All of this is depicted by director Natuk Baytan and his crew with as much polish and sense of spectacle as they can muster within their means. This is not by a long shot a big-budget film, but it is, at the same time, at least a half step above the impoverished, fly-by-night Turkish pulp movie productions of the 1960s. There are a fairly impressive number of extras, some colorful costumes, a generous laying on of gore, and also the benefit of being able to film in some of the actual historical locations, all of which combine into a battle sequence that is, if not awe-inspiring, at least not yawn-inspiring, either.
And then there’s Cuneyt Arkin. The film world has seen plenty of action stars who appear to have bought into their own hype, but with Cuneyt Arkin, alongside the expected overblown machismo and brutality, you also get the kind of good humor that suggests you’re not supposed to take any of it all that seriously. And given the outrageous, circus-like aspect of his physical feats here, that’s a very good thing. Arkin also brings an insane level of confidence to his performance, a sense of cocky effortlessness that serves to lighten the proceedings even when they’re at their most violent or melodramatic.
It also doesn’t hurt that Kara Murat Fatihin Fermani, though a little rough around the edges, is an incredibly enjoyable film. When we’re not watching Arkin leap somersaults over his enemies, or fling a scimitar across a room with deadly accuracy, the story that we’re presented with is surprisingly complex and involving, featuring a wide assortment of characters with complex and shifting motivations. I think in this way the film is able to compensate for some of the richness lacking in its visual presentation, substituting a narrative generous in its ornateness in place of all of those aesthetic adornments that just weren’t in the budget.
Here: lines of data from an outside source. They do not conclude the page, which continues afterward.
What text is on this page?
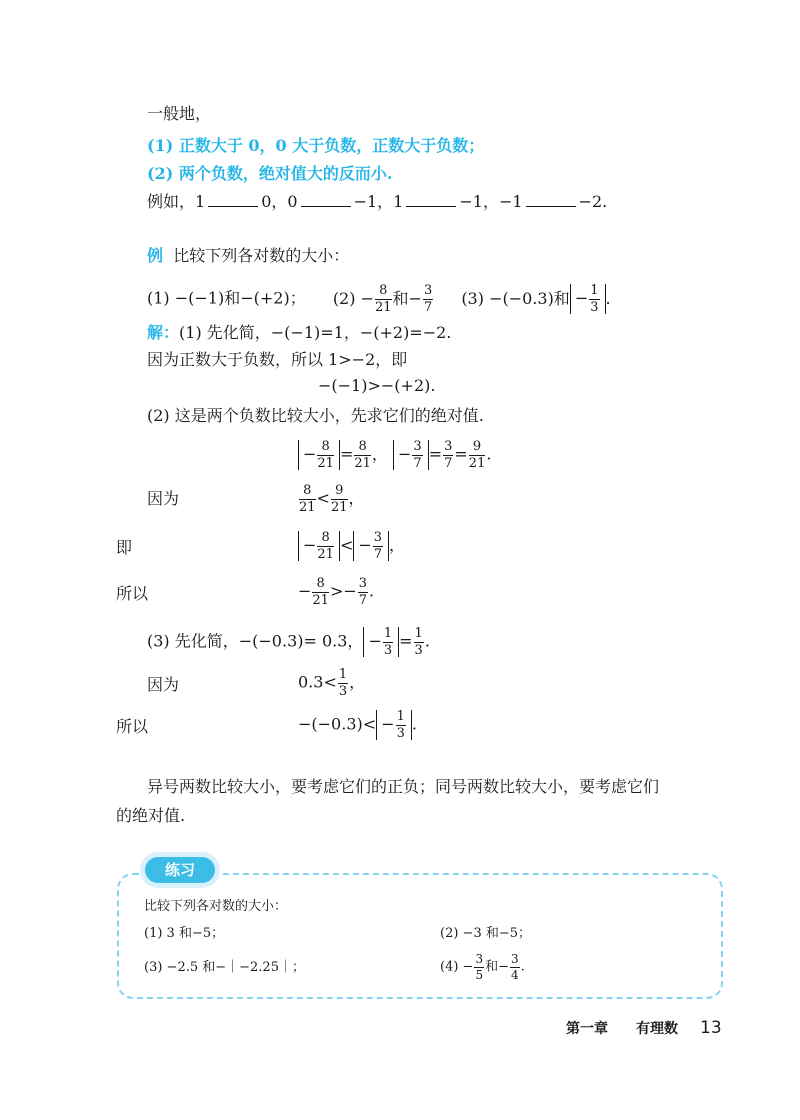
一般地，
(1) 正数大于 0，0 大于负数，正数大于负数；
(2) 两个负数，绝对值大的反而小.
例如，1	0，0	−1，1	−1，−1	−2.
例 比较下列各对数的大小：
(1) −(−1)和−(+2)； $(2) - \frac{8}{21}$ 和− $\frac{3}{7} (3) -(-0.3)$和 − $\frac{1}{3}$ .
解：(1) 先化简，−(−1)=1，−(+2)=−2.
因为正数大于负数，所以 1>−2，即
−(−1)>−(+2).
(2) 这是两个负数比较大小，先求它们的绝对值.
− $\frac{8}{21} = \frac{8}{21}$ ， − $\frac{3}{7} = \frac{3}{7} = \frac{9}{21}$ .
因为	$\frac{8}{21} < \frac{9}{21}$ ，
即	− $\frac{8}{21}$ < − $\frac{3}{7}$ ，
所以	− $\frac{8}{21} >- \frac{3}{7}$ .
(3) 先化简，−(−0.3)= 0.3， − $\frac{1}{3} = \frac{1}{3}$ .
因为	$0.3< \frac{1}{3}$ ，
所以	$-(-0.3)< - \frac{1}{3}$ .
异号两数比较大小，要考虑它们的正负；同号两数比较大小，要考虑它们
的绝对值.
练习
比较下列各对数的大小：
(1) 3 和−5；	(2) −3 和−5；
(3) −2.5 和−｜−2.25｜；	$(4) - \frac{3}{5}$ 和− $\frac{3}{4}$ .
第一章 有理数 13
Apparently, the demand for sequels to Kara Murat would eventually outstrip the producers’ ability to mine the siege of Constantinople for plot material, and so we got films like 1976’s Kara Murat, in which our hero battled 15th-century Chinese coke dealers. Also, the Italians had gotten involved by this point, which pretty much guaranteed that things were going to get sloppy. No matter how crazy things got, however, I imagine that Cuneyt Arkin still kept things grounded with his winking demeanor and easy charisma, as he does in Kara Murat Fatihin Fermani. As a result, the film achieves some of the epic sweep one hopes for in a well-honed swashbuckler, but on a mere ghost of the budget — and the effort made is enough to inspire in the audience the goodwill necessary to meet it halfway in terms of both suspension of disbelief and willful ignorance of some of the more visible seams.